As Abraham Lincoln did in the Civil War, we must reestablish our nation’s sovereign authority to issue money. Only by the government’s ordering the US treasury to issue the economy’s entire money supply can we hope to ending the economic crisis and avoid an economic catastrophe.
So far, this admin has never really been unified in any of the public statements.
For now, I’ll wait and see… Geithner may be grasping at straws.
Geithner’s remarks are even more sinister than they first appear, because there is no way that they stem from ignorance, or failure to understand the complexities of the monetary and financial systems. The U.S. already has one of the most complex, yet ineffective, financial regulatory systems in the world. When I teach Financial Markets and Institutions at the undergraduate level, I don’t even touch the subject; it is literally unteachable. He reaches the pinnacle of deceit in this sentence:
The only thing complex about the basic Regulatory Reforms that would increase the financial system’s stability would be untangling the overlapping regulations and regulatory authorities so that the payments system could be separated from the trading system. A failure of an investment bank could wipe out a lot of wealth, but the rationale behind “TBTF” is that many such banks now also serve as the foundation of the monetary system. Or to put it more correctly, deregulation has enabled many depository institutions to become heavily vested in trading and speculation using their deposits to leverage their trading positions.

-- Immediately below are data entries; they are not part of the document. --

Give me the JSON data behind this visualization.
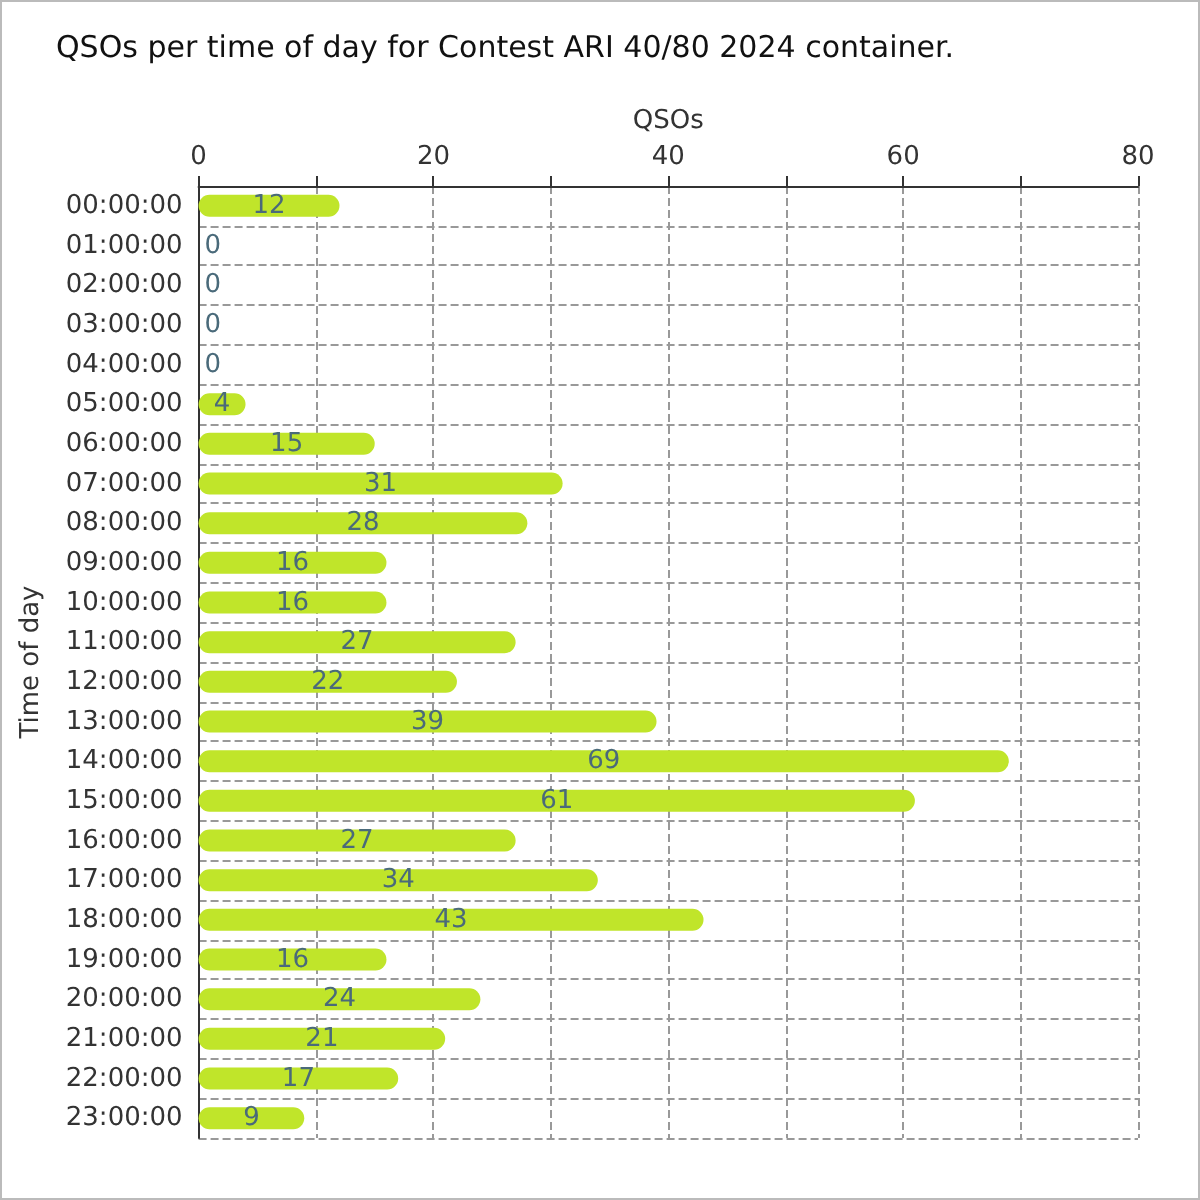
{
  "chart_data": {
    "type": "bar",
    "title": "QSOs per time of day for Contest ARI 40/80 2024 container.",
    "xlabel": "QSOs",
    "ylabel": "Time of day",
    "orientation": "horizontal",
    "categories": [
      "00:00:00",
      "01:00:00",
      "02:00:00",
      "03:00:00",
      "04:00:00",
      "05:00:00",
      "06:00:00",
      "07:00:00",
      "08:00:00",
      "09:00:00",
      "10:00:00",
      "11:00:00",
      "12:00:00",
      "13:00:00",
      "14:00:00",
      "15:00:00",
      "16:00:00",
      "17:00:00",
      "18:00:00",
      "19:00:00",
      "20:00:00",
      "21:00:00",
      "22:00:00",
      "23:00:00"
    ],
    "values": [
      12,
      0,
      0,
      0,
      0,
      4,
      15,
      31,
      28,
      16,
      16,
      27,
      22,
      39,
      69,
      61,
      27,
      34,
      43,
      16,
      24,
      21,
      17,
      9
    ],
    "color": "#c0e52a",
    "xlim": [
      0,
      80
    ],
    "xticks": [
      0,
      {
        "value": 10,
        "label": null
      },
      20,
      {
        "value": 30,
        "label": null
      },
      40,
      {
        "value": 50,
        "label": null
      },
      60,
      {
        "value": 70,
        "label": null
      },
      80
    ],
    "grid": true,
    "data_labels": true
  }
}
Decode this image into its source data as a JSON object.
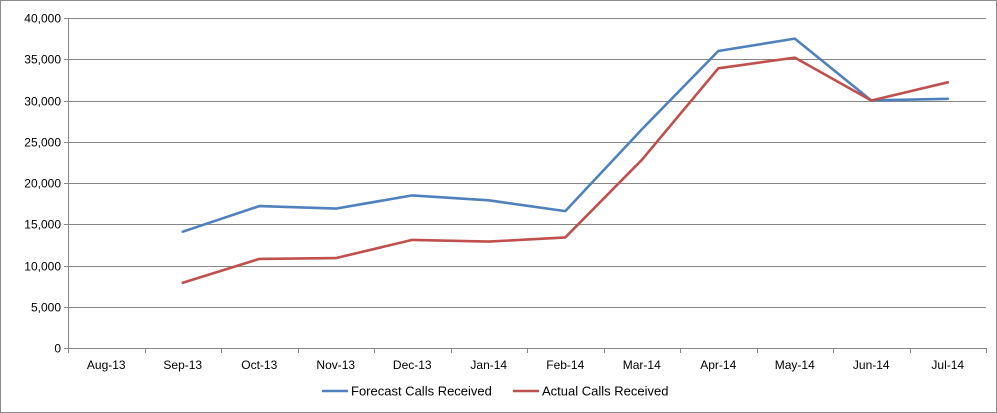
{
  "chart_data": {
    "type": "line",
    "categories": [
      "Aug-13",
      "Sep-13",
      "Oct-13",
      "Nov-13",
      "Dec-13",
      "Jan-14",
      "Feb-14",
      "Mar-14",
      "Apr-14",
      "May-14",
      "Jun-14",
      "Jul-14"
    ],
    "series": [
      {
        "name": "Forecast Calls Received",
        "color": "#4f81bd",
        "values": [
          null,
          14100,
          17200,
          16900,
          18500,
          17900,
          16600,
          26500,
          36000,
          37500,
          30000,
          30200
        ]
      },
      {
        "name": "Actual Calls Received",
        "color": "#c0504d",
        "values": [
          null,
          7900,
          10800,
          10900,
          13100,
          12900,
          13400,
          22800,
          33900,
          35200,
          30000,
          32200
        ]
      }
    ],
    "ylim": [
      0,
      40000
    ],
    "ytick_step": 5000,
    "ytick_labels": [
      "0",
      "5,000",
      "10,000",
      "15,000",
      "20,000",
      "25,000",
      "30,000",
      "35,000",
      "40,000"
    ],
    "grid": true,
    "legend_position": "bottom"
  }
}
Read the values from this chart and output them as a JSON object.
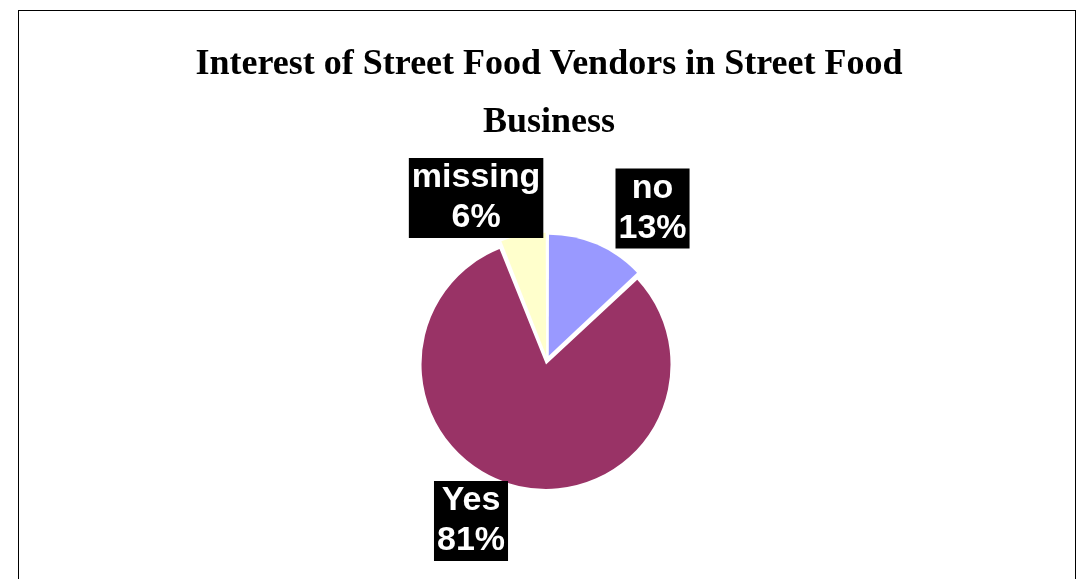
{
  "chart_data": {
    "type": "pie",
    "title": "Interest of Street Food Vendors in Street Food Business",
    "categories": [
      "no",
      "Yes",
      "missing"
    ],
    "values": [
      13,
      81,
      6
    ],
    "value_labels": [
      "13%",
      "81%",
      "6%"
    ],
    "colors": [
      "#9999ff",
      "#993366",
      "#ffffcc"
    ],
    "legend": false
  }
}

Their collapse because of trading problems would therefore also drastically reduce the money supply, which would have a severely contractionary effect on spending, output and income. Just reinstate Glass Steagall, for starters, or something, as Paul Volcker just said, that’s “in the spirit of Glass-Steagall.” Which would involve repealing or drastically modifying Gramm-Leach-Bliley. How complicated is that?
What is needed is significant regulatory simplification, not more complexities. Tim Geithner is making a pitch for decreasing the transparency of financial regulation and dispersing regulatory responsibility still further because that’s exactly what big banks want: regulations that are too complicated to enforce, and regulatory authority that is so decentralized and incoherent that nobody really knows who’s responsibility it is to regulate what. Fire the guy, for God’s sake.
families that need to borrow to finance their kids’ education
Jumped off the page at me too. This is a new given.